Jérémy (I LOVE MY NEIGHBOURS) : Nous sentons qu’il y a un regard différent, une forme de curiosité. Pour nous, c’est difficile à définir car nous n’avons pas assez de recul par rapport à ça. Il y a des gens qui aiment, d’autres qui nous regardent de travers, et les derniers qui s’en moqient. C’était probablement le cas lors du concert de la Youpi Party au Studio B à Brooklyn.
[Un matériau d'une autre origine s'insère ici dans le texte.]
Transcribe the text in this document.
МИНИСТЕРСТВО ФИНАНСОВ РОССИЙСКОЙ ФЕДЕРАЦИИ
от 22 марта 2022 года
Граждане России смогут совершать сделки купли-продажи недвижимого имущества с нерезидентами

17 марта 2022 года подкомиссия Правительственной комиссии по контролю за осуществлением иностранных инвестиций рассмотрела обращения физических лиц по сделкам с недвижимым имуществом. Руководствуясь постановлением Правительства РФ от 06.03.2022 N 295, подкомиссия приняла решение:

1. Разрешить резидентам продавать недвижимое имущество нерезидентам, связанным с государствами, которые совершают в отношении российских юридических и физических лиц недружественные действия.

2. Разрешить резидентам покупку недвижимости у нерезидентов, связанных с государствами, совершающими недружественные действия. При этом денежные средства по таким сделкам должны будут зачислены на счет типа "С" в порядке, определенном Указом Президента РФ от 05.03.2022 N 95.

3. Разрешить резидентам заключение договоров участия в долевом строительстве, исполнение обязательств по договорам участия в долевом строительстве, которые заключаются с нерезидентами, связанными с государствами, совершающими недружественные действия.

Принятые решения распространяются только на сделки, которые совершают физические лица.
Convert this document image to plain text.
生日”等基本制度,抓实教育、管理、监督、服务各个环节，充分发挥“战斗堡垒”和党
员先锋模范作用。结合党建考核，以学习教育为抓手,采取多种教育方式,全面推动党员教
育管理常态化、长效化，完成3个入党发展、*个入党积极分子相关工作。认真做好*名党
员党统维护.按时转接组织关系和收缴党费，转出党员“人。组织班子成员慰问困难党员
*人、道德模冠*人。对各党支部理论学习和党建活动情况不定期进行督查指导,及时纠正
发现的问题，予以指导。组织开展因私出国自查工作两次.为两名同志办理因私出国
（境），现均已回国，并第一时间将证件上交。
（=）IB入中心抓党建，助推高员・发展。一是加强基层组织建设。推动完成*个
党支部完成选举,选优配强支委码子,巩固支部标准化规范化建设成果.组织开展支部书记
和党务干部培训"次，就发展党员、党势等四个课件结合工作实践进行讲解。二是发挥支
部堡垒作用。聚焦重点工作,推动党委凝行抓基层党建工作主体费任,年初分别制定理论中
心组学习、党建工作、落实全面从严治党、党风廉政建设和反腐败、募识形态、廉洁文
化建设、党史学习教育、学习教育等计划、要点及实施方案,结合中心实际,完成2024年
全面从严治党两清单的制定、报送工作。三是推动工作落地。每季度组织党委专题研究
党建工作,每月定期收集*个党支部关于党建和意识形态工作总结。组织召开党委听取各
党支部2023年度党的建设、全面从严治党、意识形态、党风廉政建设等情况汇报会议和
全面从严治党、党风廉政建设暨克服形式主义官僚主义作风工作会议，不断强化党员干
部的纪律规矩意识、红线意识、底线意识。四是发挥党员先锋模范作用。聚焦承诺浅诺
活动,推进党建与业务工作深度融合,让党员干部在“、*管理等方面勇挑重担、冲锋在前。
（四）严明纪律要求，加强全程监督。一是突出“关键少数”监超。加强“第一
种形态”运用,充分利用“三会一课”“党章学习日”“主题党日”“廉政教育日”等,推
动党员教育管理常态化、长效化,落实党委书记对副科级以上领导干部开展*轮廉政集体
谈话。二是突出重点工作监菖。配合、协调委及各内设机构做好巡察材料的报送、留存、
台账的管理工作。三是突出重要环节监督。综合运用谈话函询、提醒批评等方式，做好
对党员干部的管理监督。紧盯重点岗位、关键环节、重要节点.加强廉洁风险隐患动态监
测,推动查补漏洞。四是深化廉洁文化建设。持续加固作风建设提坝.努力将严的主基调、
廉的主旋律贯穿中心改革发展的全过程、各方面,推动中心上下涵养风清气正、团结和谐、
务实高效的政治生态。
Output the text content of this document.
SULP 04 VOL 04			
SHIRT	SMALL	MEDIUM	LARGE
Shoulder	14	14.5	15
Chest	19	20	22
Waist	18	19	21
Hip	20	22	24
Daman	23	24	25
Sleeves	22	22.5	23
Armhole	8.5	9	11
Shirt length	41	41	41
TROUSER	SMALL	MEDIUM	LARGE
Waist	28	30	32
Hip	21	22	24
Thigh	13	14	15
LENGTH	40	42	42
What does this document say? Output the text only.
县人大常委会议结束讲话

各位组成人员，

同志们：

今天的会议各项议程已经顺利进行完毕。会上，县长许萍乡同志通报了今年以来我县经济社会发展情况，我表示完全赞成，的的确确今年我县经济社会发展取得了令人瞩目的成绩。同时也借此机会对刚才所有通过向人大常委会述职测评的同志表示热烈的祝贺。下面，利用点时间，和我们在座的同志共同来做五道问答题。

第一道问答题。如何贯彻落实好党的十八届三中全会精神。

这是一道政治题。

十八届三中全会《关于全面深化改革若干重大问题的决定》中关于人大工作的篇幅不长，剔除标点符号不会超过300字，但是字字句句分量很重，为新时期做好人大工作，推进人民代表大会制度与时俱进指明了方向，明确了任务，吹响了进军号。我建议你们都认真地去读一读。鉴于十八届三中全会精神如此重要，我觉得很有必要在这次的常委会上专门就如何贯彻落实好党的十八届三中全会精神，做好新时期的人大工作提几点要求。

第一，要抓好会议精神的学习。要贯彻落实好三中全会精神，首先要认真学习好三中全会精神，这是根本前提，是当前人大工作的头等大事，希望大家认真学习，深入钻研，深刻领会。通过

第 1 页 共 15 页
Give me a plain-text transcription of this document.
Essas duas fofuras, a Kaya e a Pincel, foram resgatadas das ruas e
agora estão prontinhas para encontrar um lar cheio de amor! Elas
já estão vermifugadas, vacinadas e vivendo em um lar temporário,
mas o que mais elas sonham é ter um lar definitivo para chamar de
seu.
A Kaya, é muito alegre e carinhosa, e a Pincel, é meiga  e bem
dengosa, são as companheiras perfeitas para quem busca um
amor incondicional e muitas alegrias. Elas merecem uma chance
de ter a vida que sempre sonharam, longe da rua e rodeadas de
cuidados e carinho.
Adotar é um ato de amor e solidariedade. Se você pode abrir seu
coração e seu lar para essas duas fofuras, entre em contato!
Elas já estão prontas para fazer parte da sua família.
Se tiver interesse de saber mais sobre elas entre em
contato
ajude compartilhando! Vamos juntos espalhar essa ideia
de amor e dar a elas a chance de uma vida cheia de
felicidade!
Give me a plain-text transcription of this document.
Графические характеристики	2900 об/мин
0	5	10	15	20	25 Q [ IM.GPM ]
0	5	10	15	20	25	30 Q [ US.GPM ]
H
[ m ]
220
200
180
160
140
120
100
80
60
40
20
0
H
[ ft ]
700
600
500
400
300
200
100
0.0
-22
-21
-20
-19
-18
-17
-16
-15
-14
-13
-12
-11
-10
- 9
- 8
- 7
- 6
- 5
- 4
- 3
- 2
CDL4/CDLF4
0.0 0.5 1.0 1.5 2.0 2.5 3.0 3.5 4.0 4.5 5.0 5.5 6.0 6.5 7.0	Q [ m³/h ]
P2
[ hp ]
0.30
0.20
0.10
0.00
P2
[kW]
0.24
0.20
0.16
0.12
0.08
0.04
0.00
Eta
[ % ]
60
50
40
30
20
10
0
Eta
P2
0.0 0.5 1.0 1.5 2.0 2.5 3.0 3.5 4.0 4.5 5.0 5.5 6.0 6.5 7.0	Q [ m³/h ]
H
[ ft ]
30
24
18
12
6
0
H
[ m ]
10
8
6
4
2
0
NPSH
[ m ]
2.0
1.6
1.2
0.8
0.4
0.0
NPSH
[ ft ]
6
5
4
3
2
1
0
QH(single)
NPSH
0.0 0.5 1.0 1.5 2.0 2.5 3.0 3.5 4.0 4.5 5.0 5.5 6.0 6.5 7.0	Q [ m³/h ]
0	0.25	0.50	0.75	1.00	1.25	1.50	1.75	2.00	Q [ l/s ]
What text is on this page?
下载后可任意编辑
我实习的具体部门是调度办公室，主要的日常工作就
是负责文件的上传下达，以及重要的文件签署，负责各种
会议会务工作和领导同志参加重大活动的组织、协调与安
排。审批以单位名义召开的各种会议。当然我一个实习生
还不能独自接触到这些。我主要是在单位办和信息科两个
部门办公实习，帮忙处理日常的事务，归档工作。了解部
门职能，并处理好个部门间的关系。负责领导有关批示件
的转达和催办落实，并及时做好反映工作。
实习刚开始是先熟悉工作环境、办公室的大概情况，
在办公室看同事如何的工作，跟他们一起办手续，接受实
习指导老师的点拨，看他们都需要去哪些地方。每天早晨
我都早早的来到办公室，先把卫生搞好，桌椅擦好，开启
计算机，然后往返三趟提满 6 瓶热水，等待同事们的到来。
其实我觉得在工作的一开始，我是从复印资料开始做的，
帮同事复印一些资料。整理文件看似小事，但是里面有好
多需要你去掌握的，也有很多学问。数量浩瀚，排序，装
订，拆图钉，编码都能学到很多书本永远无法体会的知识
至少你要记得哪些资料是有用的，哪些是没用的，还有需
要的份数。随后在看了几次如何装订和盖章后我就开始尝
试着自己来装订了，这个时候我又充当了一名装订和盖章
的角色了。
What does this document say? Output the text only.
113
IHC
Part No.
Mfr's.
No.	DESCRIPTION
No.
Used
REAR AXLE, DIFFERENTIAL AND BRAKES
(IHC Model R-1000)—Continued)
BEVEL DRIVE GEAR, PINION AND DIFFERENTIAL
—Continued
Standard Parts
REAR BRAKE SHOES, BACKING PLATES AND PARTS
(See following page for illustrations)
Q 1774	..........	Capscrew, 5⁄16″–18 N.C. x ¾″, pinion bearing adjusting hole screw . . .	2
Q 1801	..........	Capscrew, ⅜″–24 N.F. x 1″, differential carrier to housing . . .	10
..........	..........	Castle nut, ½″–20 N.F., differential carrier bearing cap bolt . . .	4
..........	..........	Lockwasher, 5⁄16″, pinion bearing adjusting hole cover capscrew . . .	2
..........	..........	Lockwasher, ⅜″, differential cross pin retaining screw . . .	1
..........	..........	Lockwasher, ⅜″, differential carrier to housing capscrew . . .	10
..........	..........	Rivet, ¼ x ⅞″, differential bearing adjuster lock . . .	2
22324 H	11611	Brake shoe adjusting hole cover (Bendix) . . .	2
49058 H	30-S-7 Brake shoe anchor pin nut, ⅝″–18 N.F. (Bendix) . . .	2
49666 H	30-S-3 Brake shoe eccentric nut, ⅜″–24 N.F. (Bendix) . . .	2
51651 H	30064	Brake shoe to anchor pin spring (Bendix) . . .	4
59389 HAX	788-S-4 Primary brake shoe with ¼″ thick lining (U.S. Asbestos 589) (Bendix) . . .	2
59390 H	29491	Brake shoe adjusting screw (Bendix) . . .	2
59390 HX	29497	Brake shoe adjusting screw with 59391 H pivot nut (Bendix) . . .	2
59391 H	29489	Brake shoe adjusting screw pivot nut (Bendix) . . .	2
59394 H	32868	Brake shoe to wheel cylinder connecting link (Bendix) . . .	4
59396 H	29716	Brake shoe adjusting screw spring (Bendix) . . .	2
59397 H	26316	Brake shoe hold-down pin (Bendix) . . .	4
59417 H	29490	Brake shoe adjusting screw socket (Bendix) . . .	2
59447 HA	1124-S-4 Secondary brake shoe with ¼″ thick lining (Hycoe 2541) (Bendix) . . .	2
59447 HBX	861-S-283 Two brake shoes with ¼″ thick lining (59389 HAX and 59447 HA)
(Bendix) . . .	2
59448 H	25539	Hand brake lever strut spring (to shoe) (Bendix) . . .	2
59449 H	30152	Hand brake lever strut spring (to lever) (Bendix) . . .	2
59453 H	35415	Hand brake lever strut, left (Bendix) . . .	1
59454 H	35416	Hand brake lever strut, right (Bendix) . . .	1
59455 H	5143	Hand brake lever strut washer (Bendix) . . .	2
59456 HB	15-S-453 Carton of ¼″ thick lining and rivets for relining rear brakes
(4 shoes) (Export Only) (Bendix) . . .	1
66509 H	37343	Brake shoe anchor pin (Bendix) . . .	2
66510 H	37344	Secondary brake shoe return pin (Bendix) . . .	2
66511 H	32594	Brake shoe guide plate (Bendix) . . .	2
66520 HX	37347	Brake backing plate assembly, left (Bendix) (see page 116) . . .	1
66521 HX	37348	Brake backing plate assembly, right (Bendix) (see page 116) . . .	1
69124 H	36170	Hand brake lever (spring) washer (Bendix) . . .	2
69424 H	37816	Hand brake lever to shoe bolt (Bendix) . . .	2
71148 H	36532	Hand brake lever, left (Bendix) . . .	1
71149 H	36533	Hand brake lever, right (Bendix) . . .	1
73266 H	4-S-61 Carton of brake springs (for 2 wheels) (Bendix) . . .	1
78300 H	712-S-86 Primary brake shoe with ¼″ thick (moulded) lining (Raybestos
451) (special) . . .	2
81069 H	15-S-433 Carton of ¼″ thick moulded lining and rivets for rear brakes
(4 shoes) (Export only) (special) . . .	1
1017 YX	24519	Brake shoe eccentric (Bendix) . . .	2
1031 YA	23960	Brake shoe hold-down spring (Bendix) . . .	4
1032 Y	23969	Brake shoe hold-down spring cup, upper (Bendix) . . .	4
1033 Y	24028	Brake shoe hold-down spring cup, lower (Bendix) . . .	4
Justement, comment avez-vous vécu cette soirée ?
David (I AM UN CHIEN) : Pour nous, ça s’est bien passé sur scène. Le public était plutôt réceptif, même si un peu timide et peu nombreux. En tout cas, c’était une bonne soirée. Il y avait un gros son. Pour une première aux Etats-Unis, c’est symbolique, c’est bien. Cela aurait pu être pire. Nous avons joué 35 minutes.
Jérémy (I LOVE MY NEIGHBOURS) : On sent que les gens écoutent ici, qu’ils sont attentifs.
Raphael (I AM UN CHIEN) : Au lieu de vivre notre musique, ils la découvrent.
William (I LOVE MY NEIGHBOURS) : Et ils se foutent de notre gueule avec nos paroles et notre accent français (rires).
Jérémy (I LOVE MY NEIGHBOURS) : Disons que quand nous annonçons un morceau comme Show Me Your Boobs ou Sex With You, ce n’est pas très masqué. C’est même frontal comme approche. En France, les gens le comprennent aussi mais il y a la distance de la langue. C’est comme si on avait une chanson qui s’appelait Pénis (rires). Le changement de langage facilite la chose mais ici, c’est très frontal. Evidemment, les gens sourient mais bon. Après, sur le concert en lui-même, nous n’avons pas eu le temps de répéter sans la basse. C’était vraiment à l’instinct.
David (I AM UN CHIEN) : Moi j’ai trouvé ça mortel. Très rock n’roll.
Jérémy (I LOVE MY NEIGHBOURS) : Merci les gars.
William (I LOVE MY NEIGHBOURS) : Nous ne pouvons pas être tout à fait satisfaits du concert car notre bassiste n’était pas là. Depuis le début de notre séjour, nous avons eu un goût amer à cause de ça. Nous avons eu du mal à prendre notre pied. Je ne pense pas que c’était un mauvais concert, loin de là. J’ai trouvé le public américain assez cool, dans le sens où il était réceptif. Certes timide, mais réceptif et à l’écoute. Je ne suis pas mécontent.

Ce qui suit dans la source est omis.